Между тем старик Петухов увел дочь в спальню, заперся с ней и, посадив Ганю в кресло, упал перед ней на колени.
– Ганя, счастье мое, жизнь моя, прости меня, я вижу, что загубил тебя, – говорил он, рыдая и целуя руки дочери.
Ганя сидела неподвижно, плохо сознавая происходящее и боясь шевельнуться, чтобы не очнуться к роковой действительности.

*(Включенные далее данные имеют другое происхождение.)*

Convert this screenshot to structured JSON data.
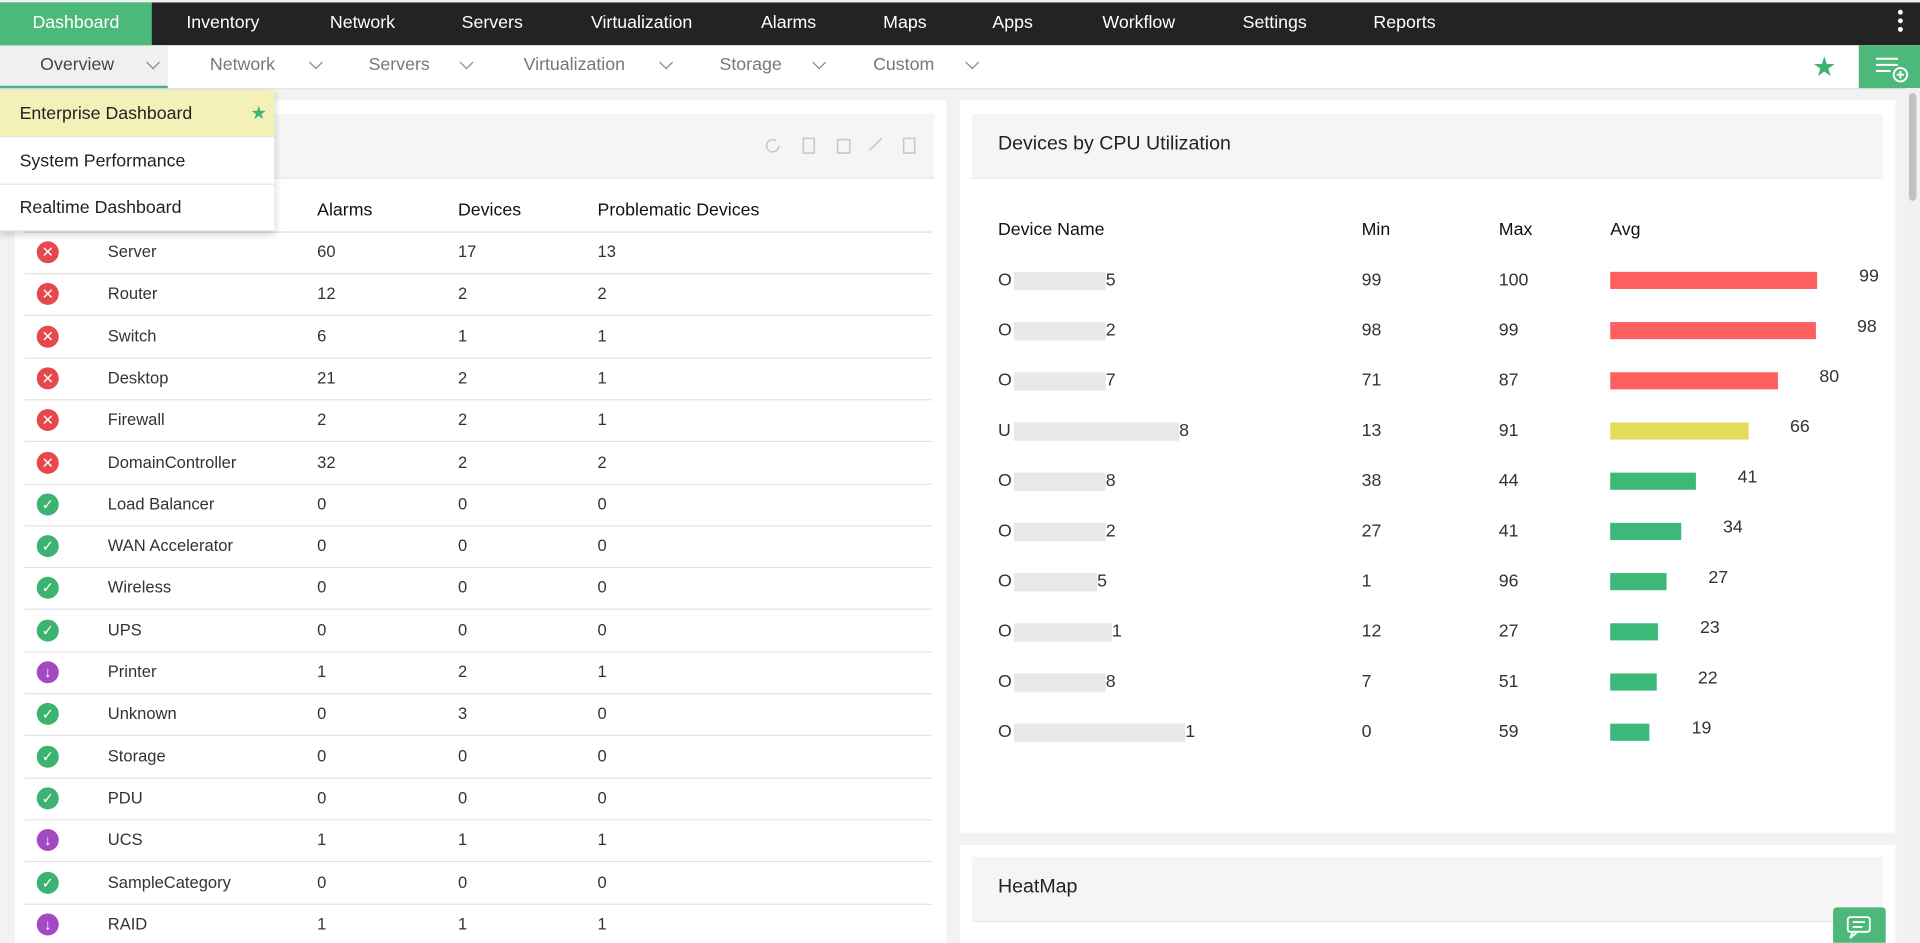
{
  "nav": {
    "items": [
      "Dashboard",
      "Inventory",
      "Network",
      "Servers",
      "Virtualization",
      "Alarms",
      "Maps",
      "Apps",
      "Workflow",
      "Settings",
      "Reports"
    ]
  },
  "subnav": {
    "items": [
      "Overview",
      "Network",
      "Servers",
      "Virtualization",
      "Storage",
      "Custom"
    ]
  },
  "dropdown": {
    "items": [
      "Enterprise Dashboard",
      "System Performance",
      "Realtime Dashboard"
    ]
  },
  "category_table": {
    "headers": [
      "Alarms",
      "Devices",
      "Problematic Devices"
    ],
    "rows": [
      {
        "icon_color": "#e5484d",
        "name": "Server",
        "alarms": "60",
        "devices": "17",
        "problematic": "13"
      },
      {
        "icon_color": "#e5484d",
        "name": "Router",
        "alarms": "12",
        "devices": "2",
        "problematic": "2"
      },
      {
        "icon_color": "#e5484d",
        "name": "Switch",
        "alarms": "6",
        "devices": "1",
        "problematic": "1"
      },
      {
        "icon_color": "#e5484d",
        "name": "Desktop",
        "alarms": "21",
        "devices": "2",
        "problematic": "1"
      },
      {
        "icon_color": "#e5484d",
        "name": "Firewall",
        "alarms": "2",
        "devices": "2",
        "problematic": "1"
      },
      {
        "icon_color": "#e5484d",
        "name": "DomainController",
        "alarms": "32",
        "devices": "2",
        "problematic": "2"
      },
      {
        "icon_color": "#3cb371",
        "name": "Load Balancer",
        "alarms": "0",
        "devices": "0",
        "problematic": "0"
      },
      {
        "icon_color": "#3cb371",
        "name": "WAN Accelerator",
        "alarms": "0",
        "devices": "0",
        "problematic": "0"
      },
      {
        "icon_color": "#3cb371",
        "name": "Wireless",
        "alarms": "0",
        "devices": "0",
        "problematic": "0"
      },
      {
        "icon_color": "#3cb371",
        "name": "UPS",
        "alarms": "0",
        "devices": "0",
        "problematic": "0"
      },
      {
        "icon_color": "#a349c4",
        "name": "Printer",
        "alarms": "1",
        "devices": "2",
        "problematic": "1"
      },
      {
        "icon_color": "#3cb371",
        "name": "Unknown",
        "alarms": "0",
        "devices": "3",
        "problematic": "0"
      },
      {
        "icon_color": "#3cb371",
        "name": "Storage",
        "alarms": "0",
        "devices": "0",
        "problematic": "0"
      },
      {
        "icon_color": "#3cb371",
        "name": "PDU",
        "alarms": "0",
        "devices": "0",
        "problematic": "0"
      },
      {
        "icon_color": "#a349c4",
        "name": "UCS",
        "alarms": "1",
        "devices": "1",
        "problematic": "1"
      },
      {
        "icon_color": "#3cb371",
        "name": "SampleCategory",
        "alarms": "0",
        "devices": "0",
        "problematic": "0"
      },
      {
        "icon_color": "#a349c4",
        "name": "RAID",
        "alarms": "1",
        "devices": "1",
        "problematic": "1"
      }
    ]
  },
  "cpu_widget": {
    "title": "Devices by CPU Utilization",
    "headers": [
      "Device Name",
      "Min",
      "Max",
      "Avg"
    ],
    "rows": [
      {
        "name_start": "O",
        "name_end": "5",
        "min": 99,
        "max": 100,
        "avg": 99,
        "color": "#fe5f5f"
      },
      {
        "name_start": "O",
        "name_end": "2",
        "min": 98,
        "max": 99,
        "avg": 98,
        "color": "#fe5f5f"
      },
      {
        "name_start": "O",
        "name_end": "7",
        "min": 71,
        "max": 87,
        "avg": 80,
        "color": "#fe5f5f"
      },
      {
        "name_start": "U",
        "name_end": "8",
        "min": 13,
        "max": 91,
        "avg": 66,
        "color": "#e5db5a"
      },
      {
        "name_start": "O",
        "name_end": "8",
        "min": 38,
        "max": 44,
        "avg": 41,
        "color": "#3cb878"
      },
      {
        "name_start": "O",
        "name_end": "2",
        "min": 27,
        "max": 41,
        "avg": 34,
        "color": "#3cb878"
      },
      {
        "name_start": "O",
        "name_end": "5",
        "min": 1,
        "max": 96,
        "avg": 27,
        "color": "#3cb878"
      },
      {
        "name_start": "O",
        "name_end": "1",
        "min": 12,
        "max": 27,
        "avg": 23,
        "color": "#3cb878"
      },
      {
        "name_start": "O",
        "name_end": "8",
        "min": 7,
        "max": 51,
        "avg": 22,
        "color": "#3cb878"
      },
      {
        "name_start": "O",
        "name_end": "1",
        "min": 0,
        "max": 59,
        "avg": 19,
        "color": "#3cb878"
      }
    ],
    "xlim": [
      0,
      100
    ]
  },
  "heatmap": {
    "title": "HeatMap"
  }
}
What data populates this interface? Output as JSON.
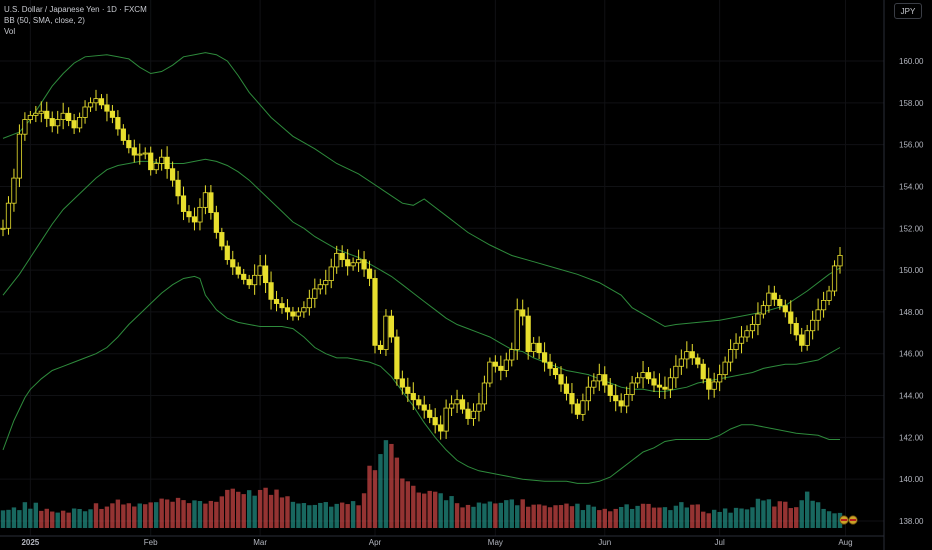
{
  "legend": {
    "symbol_line": "U.S. Dollar / Japanese Yen · 1D · FXCM",
    "bb_line": "BB (50, SMA, close, 2)",
    "vol_line": "Vol"
  },
  "currency_button": "JPY",
  "colors": {
    "background": "#000000",
    "candle_up": "#e8df2e",
    "candle_down": "#e8df2e",
    "bollinger": "#2e8b3c",
    "volume_up": "#26a69a",
    "volume_down": "#ef5350",
    "axis_text": "#b2b5be"
  },
  "chart_data": {
    "type": "candlestick",
    "y_axis": {
      "ticks": [
        138,
        140,
        142,
        144,
        146,
        148,
        150,
        152,
        154,
        156,
        158,
        160
      ],
      "range": [
        137.2,
        162.8
      ],
      "position": "right"
    },
    "x_axis": {
      "labels": [
        {
          "text": "2025",
          "day": 0
        },
        {
          "text": "Feb",
          "day": 22
        },
        {
          "text": "Mar",
          "day": 42
        },
        {
          "text": "Apr",
          "day": 63
        },
        {
          "text": "May",
          "day": 85
        },
        {
          "text": "Jun",
          "day": 105
        },
        {
          "text": "Jul",
          "day": 126
        },
        {
          "text": "Aug",
          "day": 149
        }
      ]
    },
    "price_keypoints": [
      [
        -5,
        152.0
      ],
      [
        -4,
        153.2
      ],
      [
        -3,
        154.4
      ],
      [
        -2,
        156.5
      ],
      [
        -1,
        157.2
      ],
      [
        0,
        157.4
      ],
      [
        2,
        157.6
      ],
      [
        4,
        156.9
      ],
      [
        6,
        157.5
      ],
      [
        8,
        156.8
      ],
      [
        10,
        157.8
      ],
      [
        12,
        158.2
      ],
      [
        15,
        157.3
      ],
      [
        17,
        156.2
      ],
      [
        19,
        155.5
      ],
      [
        21,
        155.6
      ],
      [
        22,
        154.8
      ],
      [
        24,
        155.4
      ],
      [
        26,
        154.3
      ],
      [
        28,
        152.8
      ],
      [
        30,
        152.3
      ],
      [
        32,
        153.7
      ],
      [
        34,
        151.8
      ],
      [
        36,
        150.5
      ],
      [
        38,
        149.8
      ],
      [
        40,
        149.3
      ],
      [
        42,
        150.2
      ],
      [
        44,
        148.6
      ],
      [
        46,
        148.2
      ],
      [
        48,
        147.8
      ],
      [
        50,
        148.2
      ],
      [
        52,
        149.1
      ],
      [
        54,
        149.5
      ],
      [
        56,
        150.8
      ],
      [
        58,
        150.2
      ],
      [
        60,
        150.5
      ],
      [
        62,
        149.6
      ],
      [
        63,
        146.4
      ],
      [
        64,
        146.2
      ],
      [
        65,
        147.8
      ],
      [
        66,
        146.8
      ],
      [
        67,
        144.8
      ],
      [
        68,
        144.4
      ],
      [
        70,
        143.8
      ],
      [
        72,
        143.3
      ],
      [
        74,
        142.6
      ],
      [
        75,
        142.3
      ],
      [
        76,
        143.4
      ],
      [
        78,
        143.8
      ],
      [
        80,
        142.9
      ],
      [
        82,
        143.6
      ],
      [
        84,
        145.6
      ],
      [
        86,
        145.2
      ],
      [
        88,
        146.2
      ],
      [
        89,
        148.1
      ],
      [
        90,
        147.8
      ],
      [
        91,
        146.1
      ],
      [
        92,
        146.5
      ],
      [
        94,
        145.6
      ],
      [
        96,
        145.0
      ],
      [
        98,
        144.1
      ],
      [
        100,
        143.1
      ],
      [
        102,
        144.4
      ],
      [
        104,
        145.0
      ],
      [
        106,
        144.0
      ],
      [
        108,
        143.5
      ],
      [
        110,
        144.6
      ],
      [
        112,
        145.1
      ],
      [
        114,
        144.5
      ],
      [
        116,
        144.3
      ],
      [
        118,
        145.4
      ],
      [
        120,
        146.1
      ],
      [
        122,
        145.5
      ],
      [
        123,
        144.8
      ],
      [
        124,
        144.3
      ],
      [
        126,
        145.0
      ],
      [
        128,
        146.2
      ],
      [
        130,
        146.8
      ],
      [
        132,
        147.4
      ],
      [
        133,
        147.9
      ],
      [
        134,
        148.3
      ],
      [
        135,
        148.9
      ],
      [
        136,
        148.6
      ],
      [
        138,
        148.0
      ],
      [
        140,
        146.9
      ],
      [
        141,
        146.4
      ],
      [
        142,
        147.1
      ],
      [
        144,
        148.1
      ],
      [
        146,
        149.0
      ],
      [
        147,
        150.2
      ],
      [
        148,
        150.7
      ]
    ],
    "bollinger": {
      "upper": [
        [
          -5,
          156.3
        ],
        [
          -2,
          156.6
        ],
        [
          0,
          157.2
        ],
        [
          2,
          158.0
        ],
        [
          4,
          158.8
        ],
        [
          6,
          159.4
        ],
        [
          8,
          159.9
        ],
        [
          10,
          160.2
        ],
        [
          14,
          160.3
        ],
        [
          16,
          160.2
        ],
        [
          18,
          160.1
        ],
        [
          20,
          159.7
        ],
        [
          22,
          159.4
        ],
        [
          24,
          159.5
        ],
        [
          26,
          159.8
        ],
        [
          28,
          160.2
        ],
        [
          30,
          160.3
        ],
        [
          32,
          160.4
        ],
        [
          34,
          160.3
        ],
        [
          36,
          160.0
        ],
        [
          38,
          159.3
        ],
        [
          40,
          158.5
        ],
        [
          44,
          157.3
        ],
        [
          48,
          156.4
        ],
        [
          52,
          155.8
        ],
        [
          56,
          155.1
        ],
        [
          60,
          154.6
        ],
        [
          64,
          153.9
        ],
        [
          68,
          153.2
        ],
        [
          70,
          153.1
        ],
        [
          72,
          153.4
        ],
        [
          74,
          153.0
        ],
        [
          76,
          152.6
        ],
        [
          78,
          152.2
        ],
        [
          80,
          151.8
        ],
        [
          84,
          151.2
        ],
        [
          88,
          150.7
        ],
        [
          92,
          150.4
        ],
        [
          96,
          150.1
        ],
        [
          100,
          149.8
        ],
        [
          104,
          149.4
        ],
        [
          108,
          148.8
        ],
        [
          110,
          148.2
        ],
        [
          114,
          147.6
        ],
        [
          116,
          147.3
        ],
        [
          118,
          147.4
        ],
        [
          122,
          147.5
        ],
        [
          126,
          147.6
        ],
        [
          130,
          147.8
        ],
        [
          134,
          148.0
        ],
        [
          138,
          148.3
        ],
        [
          142,
          149.0
        ],
        [
          146,
          149.8
        ],
        [
          148,
          150.1
        ]
      ],
      "middle": [
        [
          -5,
          148.8
        ],
        [
          -2,
          149.8
        ],
        [
          0,
          150.6
        ],
        [
          2,
          151.4
        ],
        [
          4,
          152.2
        ],
        [
          6,
          152.9
        ],
        [
          8,
          153.4
        ],
        [
          10,
          153.9
        ],
        [
          12,
          154.4
        ],
        [
          14,
          154.8
        ],
        [
          16,
          155.0
        ],
        [
          18,
          155.1
        ],
        [
          20,
          155.2
        ],
        [
          22,
          155.2
        ],
        [
          24,
          155.1
        ],
        [
          26,
          155.1
        ],
        [
          28,
          155.1
        ],
        [
          30,
          155.2
        ],
        [
          32,
          155.3
        ],
        [
          34,
          155.2
        ],
        [
          36,
          155.0
        ],
        [
          38,
          154.7
        ],
        [
          40,
          154.3
        ],
        [
          42,
          153.8
        ],
        [
          44,
          153.3
        ],
        [
          46,
          152.8
        ],
        [
          48,
          152.3
        ],
        [
          50,
          152.0
        ],
        [
          52,
          151.6
        ],
        [
          54,
          151.3
        ],
        [
          56,
          151.0
        ],
        [
          58,
          150.8
        ],
        [
          60,
          150.6
        ],
        [
          62,
          150.3
        ],
        [
          64,
          150.0
        ],
        [
          66,
          149.7
        ],
        [
          68,
          149.3
        ],
        [
          70,
          148.9
        ],
        [
          72,
          148.5
        ],
        [
          74,
          148.1
        ],
        [
          76,
          147.7
        ],
        [
          78,
          147.4
        ],
        [
          80,
          147.2
        ],
        [
          82,
          147.0
        ],
        [
          84,
          146.8
        ],
        [
          86,
          146.5
        ],
        [
          88,
          146.2
        ],
        [
          90,
          146.1
        ],
        [
          92,
          145.8
        ],
        [
          94,
          145.6
        ],
        [
          96,
          145.4
        ],
        [
          98,
          145.2
        ],
        [
          100,
          145.1
        ],
        [
          102,
          145.0
        ],
        [
          104,
          144.8
        ],
        [
          106,
          144.6
        ],
        [
          108,
          144.4
        ],
        [
          110,
          144.3
        ],
        [
          112,
          144.3
        ],
        [
          114,
          144.2
        ],
        [
          116,
          144.2
        ],
        [
          118,
          144.3
        ],
        [
          120,
          144.4
        ],
        [
          122,
          144.6
        ],
        [
          124,
          144.7
        ],
        [
          126,
          144.8
        ],
        [
          128,
          144.9
        ],
        [
          130,
          145.0
        ],
        [
          132,
          145.1
        ],
        [
          134,
          145.3
        ],
        [
          136,
          145.4
        ],
        [
          138,
          145.5
        ],
        [
          140,
          145.5
        ],
        [
          142,
          145.6
        ],
        [
          144,
          145.7
        ],
        [
          146,
          146.0
        ],
        [
          148,
          146.3
        ]
      ],
      "lower": [
        [
          -5,
          141.4
        ],
        [
          -3,
          142.8
        ],
        [
          -1,
          143.9
        ],
        [
          0,
          144.3
        ],
        [
          2,
          144.8
        ],
        [
          4,
          145.2
        ],
        [
          6,
          145.4
        ],
        [
          8,
          145.6
        ],
        [
          10,
          145.8
        ],
        [
          12,
          146.0
        ],
        [
          14,
          146.3
        ],
        [
          16,
          146.8
        ],
        [
          18,
          147.4
        ],
        [
          20,
          147.9
        ],
        [
          22,
          148.4
        ],
        [
          24,
          148.9
        ],
        [
          26,
          149.3
        ],
        [
          28,
          149.6
        ],
        [
          30,
          149.7
        ],
        [
          31,
          149.6
        ],
        [
          32,
          148.8
        ],
        [
          34,
          148.1
        ],
        [
          36,
          147.7
        ],
        [
          38,
          147.5
        ],
        [
          40,
          147.4
        ],
        [
          42,
          147.3
        ],
        [
          44,
          147.3
        ],
        [
          46,
          147.3
        ],
        [
          48,
          147.2
        ],
        [
          50,
          146.8
        ],
        [
          52,
          146.3
        ],
        [
          54,
          146.0
        ],
        [
          56,
          145.8
        ],
        [
          58,
          145.8
        ],
        [
          60,
          145.7
        ],
        [
          62,
          145.6
        ],
        [
          64,
          145.4
        ],
        [
          66,
          144.9
        ],
        [
          68,
          144.2
        ],
        [
          70,
          143.5
        ],
        [
          72,
          142.7
        ],
        [
          74,
          142.0
        ],
        [
          76,
          141.4
        ],
        [
          78,
          140.9
        ],
        [
          80,
          140.6
        ],
        [
          82,
          140.4
        ],
        [
          84,
          140.3
        ],
        [
          86,
          140.2
        ],
        [
          88,
          140.1
        ],
        [
          90,
          140.0
        ],
        [
          94,
          139.9
        ],
        [
          98,
          139.9
        ],
        [
          100,
          139.8
        ],
        [
          102,
          139.8
        ],
        [
          104,
          139.9
        ],
        [
          106,
          140.1
        ],
        [
          108,
          140.5
        ],
        [
          110,
          140.9
        ],
        [
          112,
          141.3
        ],
        [
          114,
          141.5
        ],
        [
          116,
          141.8
        ],
        [
          118,
          141.9
        ],
        [
          120,
          141.9
        ],
        [
          124,
          141.9
        ],
        [
          126,
          142.1
        ],
        [
          128,
          142.4
        ],
        [
          130,
          142.6
        ],
        [
          132,
          142.6
        ],
        [
          136,
          142.4
        ],
        [
          140,
          142.2
        ],
        [
          144,
          142.1
        ],
        [
          146,
          141.9
        ],
        [
          148,
          141.9
        ]
      ]
    },
    "volume_keypoints": [
      [
        -5,
        0.32
      ],
      [
        0,
        0.42
      ],
      [
        5,
        0.28
      ],
      [
        10,
        0.36
      ],
      [
        15,
        0.45
      ],
      [
        20,
        0.4
      ],
      [
        25,
        0.48
      ],
      [
        30,
        0.42
      ],
      [
        35,
        0.55
      ],
      [
        40,
        0.7
      ],
      [
        45,
        0.62
      ],
      [
        50,
        0.48
      ],
      [
        55,
        0.44
      ],
      [
        58,
        0.4
      ],
      [
        60,
        0.46
      ],
      [
        62,
        1.0
      ],
      [
        63,
        1.25
      ],
      [
        64,
        1.55
      ],
      [
        65,
        1.85
      ],
      [
        66,
        1.45
      ],
      [
        67,
        1.15
      ],
      [
        68,
        0.85
      ],
      [
        70,
        0.72
      ],
      [
        72,
        0.55
      ],
      [
        75,
        0.6
      ],
      [
        78,
        0.5
      ],
      [
        80,
        0.38
      ],
      [
        85,
        0.42
      ],
      [
        88,
        0.5
      ],
      [
        90,
        0.46
      ],
      [
        95,
        0.34
      ],
      [
        100,
        0.4
      ],
      [
        105,
        0.3
      ],
      [
        110,
        0.38
      ],
      [
        115,
        0.36
      ],
      [
        120,
        0.4
      ],
      [
        125,
        0.3
      ],
      [
        130,
        0.34
      ],
      [
        134,
        0.48
      ],
      [
        136,
        0.44
      ],
      [
        138,
        0.42
      ],
      [
        140,
        0.38
      ],
      [
        142,
        0.72
      ],
      [
        144,
        0.4
      ],
      [
        146,
        0.34
      ],
      [
        148,
        0.28
      ]
    ]
  }
}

– Папенька, мы опять вместе, милый папенька, вы не отпустите меня от себя?
– Ганя, Ганя, только перешагнув через труп мой, возьмут тебя от меня!
Минуту длилось молчание.
– Дочь моя, – сквозь слезы, душившие его, говорил старик, – да скажи же мне, что с тобой? Ты несчастна, это я вижу, но в толк не возьму, какие припадки у тебя делаются! Ты всегда была так здорова! Кто тебя лечит? Что у тебя?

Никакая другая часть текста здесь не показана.